Broadstuff (a blog that I follow) has a good summary of a recent McKinsey article on the differences between how technology winners and losers navigate a recession. The key take away, besides the fact that technology spending falls really fast during a recession, is that successful technology companies are smart about how they cut SG&A and thoughtful on core vs. non-core investments. I’ve listed the McKinsey findings below (as quoted in Broadstuff); see Broadstuff’s site, linked above, for a more detailed explanation of each.
Successful technology company tactics during a recession
- Manage working capital aggressively
- Rationalize SG&A expenses and overall headcount
- Make frequent, significant acquisitions (later)
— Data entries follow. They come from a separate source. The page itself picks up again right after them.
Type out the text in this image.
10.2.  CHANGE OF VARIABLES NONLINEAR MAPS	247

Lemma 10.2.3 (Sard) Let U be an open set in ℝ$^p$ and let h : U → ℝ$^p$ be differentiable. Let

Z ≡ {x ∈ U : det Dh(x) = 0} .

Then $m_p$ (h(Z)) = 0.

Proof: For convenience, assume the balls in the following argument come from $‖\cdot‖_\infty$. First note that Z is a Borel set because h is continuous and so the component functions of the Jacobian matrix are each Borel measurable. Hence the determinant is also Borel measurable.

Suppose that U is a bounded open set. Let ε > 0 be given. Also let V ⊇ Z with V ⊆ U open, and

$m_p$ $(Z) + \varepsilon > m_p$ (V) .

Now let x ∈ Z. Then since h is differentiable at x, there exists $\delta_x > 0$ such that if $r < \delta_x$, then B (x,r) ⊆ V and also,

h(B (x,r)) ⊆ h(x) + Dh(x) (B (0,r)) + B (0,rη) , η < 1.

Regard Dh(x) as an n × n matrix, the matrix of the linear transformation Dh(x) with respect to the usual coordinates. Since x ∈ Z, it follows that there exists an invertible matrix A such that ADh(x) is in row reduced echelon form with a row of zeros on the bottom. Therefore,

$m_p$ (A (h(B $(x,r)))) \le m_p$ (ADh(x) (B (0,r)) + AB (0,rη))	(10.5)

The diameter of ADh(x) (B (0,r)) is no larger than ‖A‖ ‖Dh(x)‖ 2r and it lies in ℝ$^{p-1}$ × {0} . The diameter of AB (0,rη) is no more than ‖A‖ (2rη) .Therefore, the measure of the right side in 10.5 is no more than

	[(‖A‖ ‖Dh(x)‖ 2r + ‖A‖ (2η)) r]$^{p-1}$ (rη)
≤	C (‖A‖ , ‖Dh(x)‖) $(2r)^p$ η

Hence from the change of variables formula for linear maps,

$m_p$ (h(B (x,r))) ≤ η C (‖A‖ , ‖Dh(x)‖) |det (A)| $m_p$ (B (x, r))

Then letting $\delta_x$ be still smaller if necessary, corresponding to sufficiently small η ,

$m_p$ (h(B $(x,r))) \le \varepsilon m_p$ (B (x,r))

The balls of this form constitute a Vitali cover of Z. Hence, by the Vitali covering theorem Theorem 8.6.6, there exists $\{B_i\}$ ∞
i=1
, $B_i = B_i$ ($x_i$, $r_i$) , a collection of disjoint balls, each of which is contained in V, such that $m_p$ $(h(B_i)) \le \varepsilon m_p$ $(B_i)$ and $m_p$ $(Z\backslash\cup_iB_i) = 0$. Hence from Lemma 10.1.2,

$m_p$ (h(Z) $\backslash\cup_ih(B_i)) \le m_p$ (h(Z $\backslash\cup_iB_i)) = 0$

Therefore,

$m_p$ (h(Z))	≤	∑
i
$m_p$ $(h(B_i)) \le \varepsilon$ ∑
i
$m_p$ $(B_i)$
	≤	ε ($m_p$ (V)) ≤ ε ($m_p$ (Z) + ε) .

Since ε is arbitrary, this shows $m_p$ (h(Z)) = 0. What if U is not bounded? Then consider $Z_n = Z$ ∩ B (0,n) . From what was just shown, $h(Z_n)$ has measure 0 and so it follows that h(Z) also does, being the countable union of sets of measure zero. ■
- Divest non-core assets early in the cycle
- Maintain a stable level of leverage relative to equity
An important point to note is that for #2, the rationalization of headcount, successful companies actually slightly increased their headcount expenses (relative to their loser technology company competitors) during the recession.
This speaks to the need to focus on what works, get the right team on board and focused on the goal and get rid of non-core/distractions. This is very similar to what I am hearing board members say to portfolio company executives right now - figure out what the market needs now/what will be needed and cut out any other projects that are not aligned with this core task. Focus is a good thing.
It’s tough for me to give solid advice during these times. I’ve only lived (during my working career) through the dot.com downturn, and the current recession feels more dangerous/more wide spread. I welcome any suggestions/advice from the Startable readership on how smart technology executives navigate this market.